[Verhaal] Amnesia.

Hee meiden,
ik heb geen freaking idee waar ik mee bezig ben,
aangezien ik mijn verhaaltjes voor mijzelf houd ivm baggerinhoud.
Maar ach, let’s give it a try!

Amnesia.

Als de achttienjarige Marley wakker wordt uit een coma waarin ze zich drie weken bevond, zit ze vol raadsels. Ze kan zich niet meer herinneren wat er voorgevallen is, tot haar beste vriend Joey haar meeneemt naar vertrouwde plekken. Als na een tijdje de puzzelstukjes grotendeels in elkaar passen, wordt ze achterdochtig. Waarom weet helemaal niemand van het ongeluk af? Is Joey wel de vriend die ze dacht dat hij was?

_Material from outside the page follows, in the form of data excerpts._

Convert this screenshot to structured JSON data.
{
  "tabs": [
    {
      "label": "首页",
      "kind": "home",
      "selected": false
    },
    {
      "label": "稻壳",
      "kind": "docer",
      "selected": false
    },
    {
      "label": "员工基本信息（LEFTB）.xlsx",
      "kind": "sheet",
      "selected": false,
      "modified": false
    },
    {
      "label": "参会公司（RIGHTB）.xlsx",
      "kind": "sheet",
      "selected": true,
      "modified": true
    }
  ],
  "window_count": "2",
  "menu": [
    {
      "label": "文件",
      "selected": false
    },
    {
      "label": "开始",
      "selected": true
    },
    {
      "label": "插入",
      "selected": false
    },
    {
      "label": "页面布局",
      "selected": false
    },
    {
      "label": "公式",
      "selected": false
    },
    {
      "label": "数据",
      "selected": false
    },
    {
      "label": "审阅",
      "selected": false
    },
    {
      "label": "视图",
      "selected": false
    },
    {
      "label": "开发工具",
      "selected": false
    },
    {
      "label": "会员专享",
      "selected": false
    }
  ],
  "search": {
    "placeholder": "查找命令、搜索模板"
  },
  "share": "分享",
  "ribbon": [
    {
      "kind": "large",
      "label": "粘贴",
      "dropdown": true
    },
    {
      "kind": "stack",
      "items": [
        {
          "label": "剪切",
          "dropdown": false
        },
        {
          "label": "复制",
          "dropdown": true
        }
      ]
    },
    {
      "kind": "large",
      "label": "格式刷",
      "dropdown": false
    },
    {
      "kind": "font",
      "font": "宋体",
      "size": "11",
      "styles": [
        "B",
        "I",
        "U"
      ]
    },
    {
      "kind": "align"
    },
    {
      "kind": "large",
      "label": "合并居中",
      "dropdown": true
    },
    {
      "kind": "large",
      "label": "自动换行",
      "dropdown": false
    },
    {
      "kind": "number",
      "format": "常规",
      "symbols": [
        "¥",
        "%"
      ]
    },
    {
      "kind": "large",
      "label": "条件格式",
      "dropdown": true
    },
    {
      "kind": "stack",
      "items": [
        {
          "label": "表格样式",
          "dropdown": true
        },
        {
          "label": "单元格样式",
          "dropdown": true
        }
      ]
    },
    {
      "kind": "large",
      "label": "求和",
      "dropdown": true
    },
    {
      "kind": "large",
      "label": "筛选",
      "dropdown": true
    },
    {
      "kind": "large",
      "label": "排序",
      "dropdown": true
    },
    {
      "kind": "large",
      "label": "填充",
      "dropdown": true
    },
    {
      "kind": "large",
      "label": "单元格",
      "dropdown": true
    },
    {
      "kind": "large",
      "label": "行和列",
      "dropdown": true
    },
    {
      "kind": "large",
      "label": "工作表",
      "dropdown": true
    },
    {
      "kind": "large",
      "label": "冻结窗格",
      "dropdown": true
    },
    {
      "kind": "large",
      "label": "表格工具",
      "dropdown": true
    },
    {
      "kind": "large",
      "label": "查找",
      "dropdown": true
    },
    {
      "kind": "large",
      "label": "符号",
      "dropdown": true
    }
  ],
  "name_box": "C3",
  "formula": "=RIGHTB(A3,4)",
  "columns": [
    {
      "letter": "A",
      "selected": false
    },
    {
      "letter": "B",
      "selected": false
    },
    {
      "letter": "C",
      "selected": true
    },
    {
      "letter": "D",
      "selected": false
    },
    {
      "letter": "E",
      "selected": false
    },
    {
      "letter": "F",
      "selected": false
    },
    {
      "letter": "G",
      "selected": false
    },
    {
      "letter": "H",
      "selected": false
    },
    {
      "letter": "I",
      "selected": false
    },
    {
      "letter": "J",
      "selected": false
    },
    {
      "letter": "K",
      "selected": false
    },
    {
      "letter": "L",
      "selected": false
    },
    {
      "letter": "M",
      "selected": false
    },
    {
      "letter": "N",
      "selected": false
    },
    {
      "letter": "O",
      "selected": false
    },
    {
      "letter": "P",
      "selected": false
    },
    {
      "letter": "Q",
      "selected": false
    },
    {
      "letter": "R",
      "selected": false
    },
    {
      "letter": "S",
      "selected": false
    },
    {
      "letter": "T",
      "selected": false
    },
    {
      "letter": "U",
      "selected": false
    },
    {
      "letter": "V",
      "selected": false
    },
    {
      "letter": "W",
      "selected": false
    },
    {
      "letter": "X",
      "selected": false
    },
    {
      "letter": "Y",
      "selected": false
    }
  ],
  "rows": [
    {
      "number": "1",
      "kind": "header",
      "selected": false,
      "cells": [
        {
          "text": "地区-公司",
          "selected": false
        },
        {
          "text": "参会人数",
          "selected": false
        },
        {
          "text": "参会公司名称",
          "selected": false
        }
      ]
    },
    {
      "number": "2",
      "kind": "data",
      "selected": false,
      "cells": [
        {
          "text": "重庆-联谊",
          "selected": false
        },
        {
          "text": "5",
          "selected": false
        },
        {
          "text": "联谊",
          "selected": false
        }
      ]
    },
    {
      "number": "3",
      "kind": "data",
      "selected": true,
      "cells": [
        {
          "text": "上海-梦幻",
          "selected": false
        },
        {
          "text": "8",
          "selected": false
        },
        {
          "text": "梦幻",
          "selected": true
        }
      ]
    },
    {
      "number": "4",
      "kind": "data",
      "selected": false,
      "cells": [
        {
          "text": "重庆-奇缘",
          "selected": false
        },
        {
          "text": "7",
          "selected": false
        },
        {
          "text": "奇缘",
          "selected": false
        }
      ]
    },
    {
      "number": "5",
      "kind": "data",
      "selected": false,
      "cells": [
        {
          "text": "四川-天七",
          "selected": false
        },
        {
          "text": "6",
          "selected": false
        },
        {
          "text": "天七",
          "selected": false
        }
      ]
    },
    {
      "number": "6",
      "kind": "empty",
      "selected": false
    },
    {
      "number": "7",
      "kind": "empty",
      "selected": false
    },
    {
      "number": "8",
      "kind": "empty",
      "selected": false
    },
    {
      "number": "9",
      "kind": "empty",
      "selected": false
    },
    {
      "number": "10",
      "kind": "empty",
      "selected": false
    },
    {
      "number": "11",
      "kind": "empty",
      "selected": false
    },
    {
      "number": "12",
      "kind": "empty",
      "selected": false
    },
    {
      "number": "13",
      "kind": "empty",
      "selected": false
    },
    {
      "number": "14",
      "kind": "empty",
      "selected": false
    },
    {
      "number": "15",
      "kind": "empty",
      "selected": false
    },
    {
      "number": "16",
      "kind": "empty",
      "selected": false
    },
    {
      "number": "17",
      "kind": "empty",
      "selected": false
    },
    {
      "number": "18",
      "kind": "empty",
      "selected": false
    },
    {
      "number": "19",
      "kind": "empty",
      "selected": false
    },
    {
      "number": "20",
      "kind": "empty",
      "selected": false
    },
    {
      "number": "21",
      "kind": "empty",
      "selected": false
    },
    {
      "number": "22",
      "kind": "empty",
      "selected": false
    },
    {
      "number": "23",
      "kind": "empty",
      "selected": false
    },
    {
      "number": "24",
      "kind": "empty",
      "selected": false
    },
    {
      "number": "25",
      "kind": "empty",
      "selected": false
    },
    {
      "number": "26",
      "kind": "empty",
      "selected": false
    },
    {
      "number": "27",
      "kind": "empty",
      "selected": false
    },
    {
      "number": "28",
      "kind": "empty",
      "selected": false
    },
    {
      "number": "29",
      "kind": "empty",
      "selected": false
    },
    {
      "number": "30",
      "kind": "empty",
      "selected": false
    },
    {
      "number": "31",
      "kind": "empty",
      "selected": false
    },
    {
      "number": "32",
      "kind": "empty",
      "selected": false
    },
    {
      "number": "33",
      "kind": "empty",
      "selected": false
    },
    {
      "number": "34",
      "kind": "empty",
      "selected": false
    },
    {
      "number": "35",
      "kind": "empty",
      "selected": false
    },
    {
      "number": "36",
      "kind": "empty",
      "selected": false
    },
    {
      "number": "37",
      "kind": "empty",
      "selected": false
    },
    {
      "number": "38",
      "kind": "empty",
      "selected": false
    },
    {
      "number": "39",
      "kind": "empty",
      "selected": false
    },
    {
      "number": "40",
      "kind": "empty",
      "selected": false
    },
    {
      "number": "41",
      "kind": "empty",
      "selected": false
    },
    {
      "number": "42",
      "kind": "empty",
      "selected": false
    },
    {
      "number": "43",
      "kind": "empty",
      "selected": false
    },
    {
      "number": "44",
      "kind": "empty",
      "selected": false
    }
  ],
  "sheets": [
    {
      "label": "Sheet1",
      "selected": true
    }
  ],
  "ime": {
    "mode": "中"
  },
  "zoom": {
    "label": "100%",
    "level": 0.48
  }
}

Hoofdstuk 1. We are strangers with memories

Boem. Boem. Boem.
Pijnlijke scheuten verspreiden zich door Marley’s hoofd als bliksemschichten.
Langzaam opent ze haar ogen, maar sluit ze weer als de witte heldere flits de scheuten doet versnellen.
Boem. Boem. Boem. Boem.
Het lijkt alsof haar hersenen nu pas beginnen te werken. Het doffe gevoel in haar hoofd verdwijnt naar de achtergrond en de geluiden en geuren worden steeds duidelijker.
In de naar rozen geurende kamer is het stil, op haar hevige ademhaling na. Marley hoort mensen mompelen en weet dat ze niet alleen in het gebouw is.
Voorzichtig probeert ze langzaam haar ogen weer te openen. Het voelt alsof ze in duizenden zonnen tegelijkertijd kijkt, maar de pijn wordt steeds draagbaarder.

De rode rozen steken fel af bij het witte interieur van de kamer. Na enig observeren komt Marley tot de conclusie dat ze in een ziekenhuiskamer ligt.
Ze weet niet wat er gebeurd is, maar door de doffe pijn en alle indrukken is ze niet in staat hier over na te denken.
De half omgeslagen dekens trekt ze om zich heen, waarna ze terug in een diepe slaap zakt.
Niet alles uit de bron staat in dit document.